Mi pare di capire: 1) che il programma degli ultimi due candidati è scarsamente o per nulla definito; 2) che la loro candidatura è frutto di una pressione “ambientale” di piccoli gruppi di elettori sparsi qua e là nelle sedi universitarie e nelle presidenze di alcune facoltà, pressione fondata più sulla critica sotterranea alle figure degli altri candidati che su un forte convincimento personale o sulla percezione di un autentico carisma da parte del candidato; 3) che la stessa presentazione delle loro candidature è avvenuta in una cornice di azioni messe in essere all’ultimo istante utile, momento che esclude la possibilità di una discussione pubblica e di un confronto leale sull’utilità di talune candidature.

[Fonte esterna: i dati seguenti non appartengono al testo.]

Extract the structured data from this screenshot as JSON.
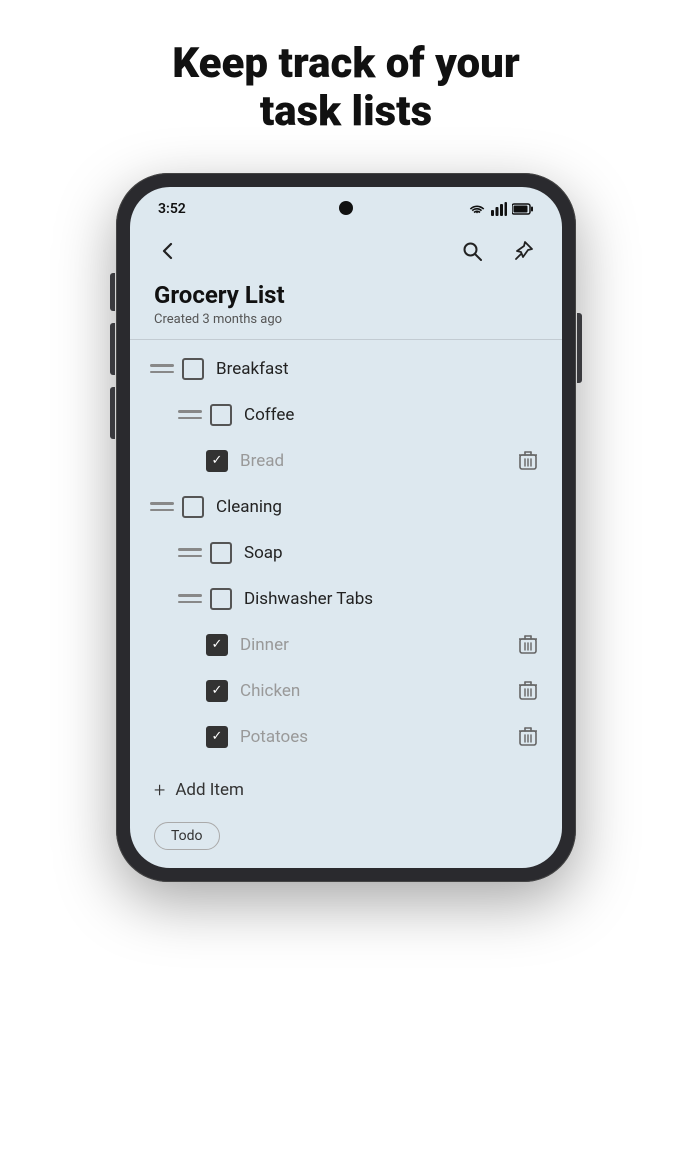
{
  "page": {
    "headline_line1": "Keep track of your",
    "headline_line2": "task lists"
  },
  "status_bar": {
    "time": "3:52"
  },
  "app_bar": {
    "back_label": "←",
    "search_label": "search",
    "pin_label": "pin"
  },
  "list": {
    "title": "Grocery List",
    "subtitle": "Created 3 months ago"
  },
  "tasks": [
    {
      "id": "breakfast",
      "label": "Breakfast",
      "checked": false,
      "indent": 0,
      "show_delete": false
    },
    {
      "id": "coffee",
      "label": "Coffee",
      "checked": false,
      "indent": 1,
      "show_delete": false
    },
    {
      "id": "bread",
      "label": "Bread",
      "checked": true,
      "indent": 2,
      "show_delete": true
    },
    {
      "id": "cleaning",
      "label": "Cleaning",
      "checked": false,
      "indent": 0,
      "show_delete": false
    },
    {
      "id": "soap",
      "label": "Soap",
      "checked": false,
      "indent": 1,
      "show_delete": false
    },
    {
      "id": "dishwasher",
      "label": "Dishwasher Tabs",
      "checked": false,
      "indent": 1,
      "show_delete": false
    },
    {
      "id": "dinner",
      "label": "Dinner",
      "checked": true,
      "indent": 2,
      "show_delete": true
    },
    {
      "id": "chicken",
      "label": "Chicken",
      "checked": true,
      "indent": 2,
      "show_delete": true
    },
    {
      "id": "potatoes",
      "label": "Potatoes",
      "checked": true,
      "indent": 2,
      "show_delete": true
    }
  ],
  "add_item": {
    "label": "Add Item"
  },
  "bottom_pill": {
    "label": "Todo"
  }
}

Intendiamoci. Ogni docente ordinario (di prima fascia, quelli che ancora oggi si chiamano con linguaggio medievale “baroni”) avrebbe potuto legalmente presentare la propria candidatura a rettore entro il 12 ottobre. Però. Però viene da pensare a espressioni vetuste, tipo “ciurlare nel manico”, tipo “muoversi con disinvoltura nelle sabbie mobili”, tipo, insomma, “rimestare nel torbido”. C’è chi vuole a tutti i costi assimilare la campagna elettorale universitaria a una campagna elettorale a modello partitico. Non sui contenuti, ma – peggio – sulle forme. La presentazione all’ultimo istante e la triste circolazione di pettegolezzi e malignità sugli altri candidati mi spingono a trovare quantomeno sorprendente il tono da salvatori della patria messo in scena nelle ultime ore dai candidati Fino e Bianco. L’università non ha bisogno di salvatori della patria, ha bisogno di eleggere una figura che indichi un programma e che raccolga più consenso degli altri candidati. E che il giorno stesso, invece che festeggiare come chi ha vinto un’elezione a sindaco, si faccia vedere dai media con le maniche rimboccate per il lavoro che la aspetta. Ma che soprattutto spetterà a tutti i lavoratori della conoscenza. Cioè a noi docenti, ai collaboratori dell’apparato tecnico-amministrativo e anche agli studenti. Si è già perso troppo tempo. Siamo impazienti di ripartire con il piede giusto. Le decisioni prese nel segreto delle lobby e delle conventicole delle presidenze di facoltà non mi piacciono. Sono certo che si tratta di un sentire diffuso tra i miei colleghi, specie tra quelli giovani e non compromessi con i giochini barocchi del potere accademico. E che, il 22 ottobre, voteranno come gli altri.